All in all, western Ireland is very cool, but if I were to go back, I'd probably pick a different place to stay.

Friday, September 3, 2010


We got back from our vacation a few days ago, and I have so much to write about I don't know where to start.  I guess I'll start with the beginning, a very good place to start.  On the flight over we were magically upgraded to first class.  I'd never flown first class before, and although our flight was only an hour and a half,  I decided to take full advantage of my privileges, by ordering many beverages and eating a fancy salad although it was 4pm and not anywhere near actual meal time.

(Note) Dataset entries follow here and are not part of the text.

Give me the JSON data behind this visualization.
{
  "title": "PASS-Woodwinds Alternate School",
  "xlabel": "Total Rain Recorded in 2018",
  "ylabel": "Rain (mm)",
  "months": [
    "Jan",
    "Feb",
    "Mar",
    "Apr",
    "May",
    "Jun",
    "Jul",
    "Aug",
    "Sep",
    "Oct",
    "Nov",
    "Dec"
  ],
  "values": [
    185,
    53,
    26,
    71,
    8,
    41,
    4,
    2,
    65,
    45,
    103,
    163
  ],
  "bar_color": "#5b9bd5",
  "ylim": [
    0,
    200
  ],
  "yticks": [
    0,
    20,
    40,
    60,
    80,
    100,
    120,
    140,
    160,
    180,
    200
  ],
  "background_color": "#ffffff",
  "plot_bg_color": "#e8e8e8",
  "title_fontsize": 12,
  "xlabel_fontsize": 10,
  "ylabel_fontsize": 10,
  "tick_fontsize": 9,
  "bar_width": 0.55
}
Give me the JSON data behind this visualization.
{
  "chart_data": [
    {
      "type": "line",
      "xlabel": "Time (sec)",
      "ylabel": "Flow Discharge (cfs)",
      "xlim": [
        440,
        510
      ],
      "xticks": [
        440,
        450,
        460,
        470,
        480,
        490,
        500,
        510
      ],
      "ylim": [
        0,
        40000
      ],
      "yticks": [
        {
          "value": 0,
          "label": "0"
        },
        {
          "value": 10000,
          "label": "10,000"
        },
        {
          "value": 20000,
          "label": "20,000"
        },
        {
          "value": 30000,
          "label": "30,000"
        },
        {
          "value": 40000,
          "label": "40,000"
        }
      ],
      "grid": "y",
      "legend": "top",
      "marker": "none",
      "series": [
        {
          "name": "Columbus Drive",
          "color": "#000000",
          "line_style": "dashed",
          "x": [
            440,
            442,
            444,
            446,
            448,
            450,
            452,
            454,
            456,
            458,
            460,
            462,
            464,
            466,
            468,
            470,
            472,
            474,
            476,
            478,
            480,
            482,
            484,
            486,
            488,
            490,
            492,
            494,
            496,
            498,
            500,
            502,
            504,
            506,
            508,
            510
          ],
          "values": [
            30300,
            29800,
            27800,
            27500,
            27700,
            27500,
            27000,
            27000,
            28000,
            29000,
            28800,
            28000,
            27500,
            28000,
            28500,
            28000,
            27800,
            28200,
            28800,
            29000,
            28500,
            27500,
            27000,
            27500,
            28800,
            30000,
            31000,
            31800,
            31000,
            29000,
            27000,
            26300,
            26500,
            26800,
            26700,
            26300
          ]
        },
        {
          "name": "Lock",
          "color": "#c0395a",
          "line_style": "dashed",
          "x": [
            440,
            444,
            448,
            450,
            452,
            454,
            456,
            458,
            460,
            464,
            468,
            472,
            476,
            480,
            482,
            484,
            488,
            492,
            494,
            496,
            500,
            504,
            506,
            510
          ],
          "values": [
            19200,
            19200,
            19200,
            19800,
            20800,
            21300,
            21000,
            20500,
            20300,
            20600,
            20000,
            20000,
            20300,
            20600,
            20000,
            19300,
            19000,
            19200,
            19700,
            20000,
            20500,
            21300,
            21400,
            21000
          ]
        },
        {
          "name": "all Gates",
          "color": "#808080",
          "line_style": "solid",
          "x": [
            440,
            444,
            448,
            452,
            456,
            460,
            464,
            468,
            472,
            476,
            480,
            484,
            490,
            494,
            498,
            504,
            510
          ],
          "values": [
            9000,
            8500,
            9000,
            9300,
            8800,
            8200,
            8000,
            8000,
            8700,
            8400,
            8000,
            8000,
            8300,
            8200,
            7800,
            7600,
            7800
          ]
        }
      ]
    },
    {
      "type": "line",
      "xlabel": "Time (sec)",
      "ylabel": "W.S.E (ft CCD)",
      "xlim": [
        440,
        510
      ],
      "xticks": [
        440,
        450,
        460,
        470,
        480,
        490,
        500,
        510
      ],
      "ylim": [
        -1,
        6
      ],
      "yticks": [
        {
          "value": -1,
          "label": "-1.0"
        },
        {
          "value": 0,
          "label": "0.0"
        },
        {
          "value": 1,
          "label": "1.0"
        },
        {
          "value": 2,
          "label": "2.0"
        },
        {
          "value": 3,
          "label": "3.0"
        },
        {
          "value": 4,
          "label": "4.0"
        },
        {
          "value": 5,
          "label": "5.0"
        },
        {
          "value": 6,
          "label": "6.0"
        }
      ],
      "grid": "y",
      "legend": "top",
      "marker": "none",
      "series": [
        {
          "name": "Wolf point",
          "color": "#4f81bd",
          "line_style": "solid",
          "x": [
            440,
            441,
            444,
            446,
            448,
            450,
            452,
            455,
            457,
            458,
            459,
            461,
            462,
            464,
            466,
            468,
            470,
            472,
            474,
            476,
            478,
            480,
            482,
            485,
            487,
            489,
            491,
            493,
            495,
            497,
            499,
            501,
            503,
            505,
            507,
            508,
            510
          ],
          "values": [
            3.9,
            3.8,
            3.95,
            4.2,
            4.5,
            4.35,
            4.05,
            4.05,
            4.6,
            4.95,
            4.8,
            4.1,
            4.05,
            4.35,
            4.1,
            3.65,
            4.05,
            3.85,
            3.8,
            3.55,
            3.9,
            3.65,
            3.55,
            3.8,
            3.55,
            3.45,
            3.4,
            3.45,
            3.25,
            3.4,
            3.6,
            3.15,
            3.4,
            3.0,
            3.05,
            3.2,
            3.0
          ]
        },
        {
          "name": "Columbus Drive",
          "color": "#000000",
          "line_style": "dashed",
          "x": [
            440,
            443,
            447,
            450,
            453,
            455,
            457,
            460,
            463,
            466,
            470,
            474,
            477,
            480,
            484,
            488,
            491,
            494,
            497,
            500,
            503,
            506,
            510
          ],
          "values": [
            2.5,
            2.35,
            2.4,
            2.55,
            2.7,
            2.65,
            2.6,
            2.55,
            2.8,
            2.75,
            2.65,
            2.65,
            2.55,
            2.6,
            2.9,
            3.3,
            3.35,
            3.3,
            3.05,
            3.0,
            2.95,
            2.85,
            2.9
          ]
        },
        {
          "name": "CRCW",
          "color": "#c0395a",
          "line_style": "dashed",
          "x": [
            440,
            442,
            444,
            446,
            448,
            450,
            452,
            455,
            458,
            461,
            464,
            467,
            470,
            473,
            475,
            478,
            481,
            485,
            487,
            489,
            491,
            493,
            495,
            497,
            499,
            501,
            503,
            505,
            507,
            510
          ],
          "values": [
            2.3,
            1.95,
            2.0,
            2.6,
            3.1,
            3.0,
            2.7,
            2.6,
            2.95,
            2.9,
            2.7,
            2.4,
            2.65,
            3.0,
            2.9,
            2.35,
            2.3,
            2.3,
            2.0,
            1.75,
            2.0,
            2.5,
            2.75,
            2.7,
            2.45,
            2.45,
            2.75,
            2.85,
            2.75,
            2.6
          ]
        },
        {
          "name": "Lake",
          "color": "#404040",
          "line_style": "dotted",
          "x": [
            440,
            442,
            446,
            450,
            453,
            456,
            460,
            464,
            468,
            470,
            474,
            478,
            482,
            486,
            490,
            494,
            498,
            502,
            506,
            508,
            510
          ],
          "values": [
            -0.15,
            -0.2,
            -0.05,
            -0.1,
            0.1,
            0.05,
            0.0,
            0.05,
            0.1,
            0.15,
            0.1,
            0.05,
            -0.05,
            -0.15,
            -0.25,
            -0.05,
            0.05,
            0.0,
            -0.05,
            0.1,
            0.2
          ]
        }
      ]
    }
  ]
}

Dublin is not a beautiful city.  Its roughness was illustrated within our first hour as we witnessed the end of a vicious bar fight.  Despite its roughness, or perhaps because of it, there is a certain charm to it.  While there are prettied up, touristy bits, the city at large seems rather indifferent to tourists.  Maybe it sounds strange, but I like it.  Some places you visit are so keen on selling you the "real" experience that the town starts to feel more like Disneyland than a place where people actually live. 

But disregard all that, and let me hypocritically point out that my highlight of Dublin was The Guinness Experience.  Much like Swarovski Kristallwelt in Innsbruck, Austria, some of these corporate "museums" take themselves so seriously you just have to laugh.  A lot.  Did you know that the five ingredients of Guinness are water, yeast, barley, hops, and Arthur Guinness? (Not literally, I hope.)  But Guinness did include a pint with a view, whereas Swarovski didn't give me any crystal thingies as part of admission.
The main attraction of Dublin is the night life.  Many bars have live music, and it ended up being the best we heard in Ireland.  Try not to get obsessed with this song, I dare you.  Half the places we went were also engraved with quotes from James Joyce's Ulysses, which I've always been to intimidated to tackle, but at this point my curiosity might get the better of me.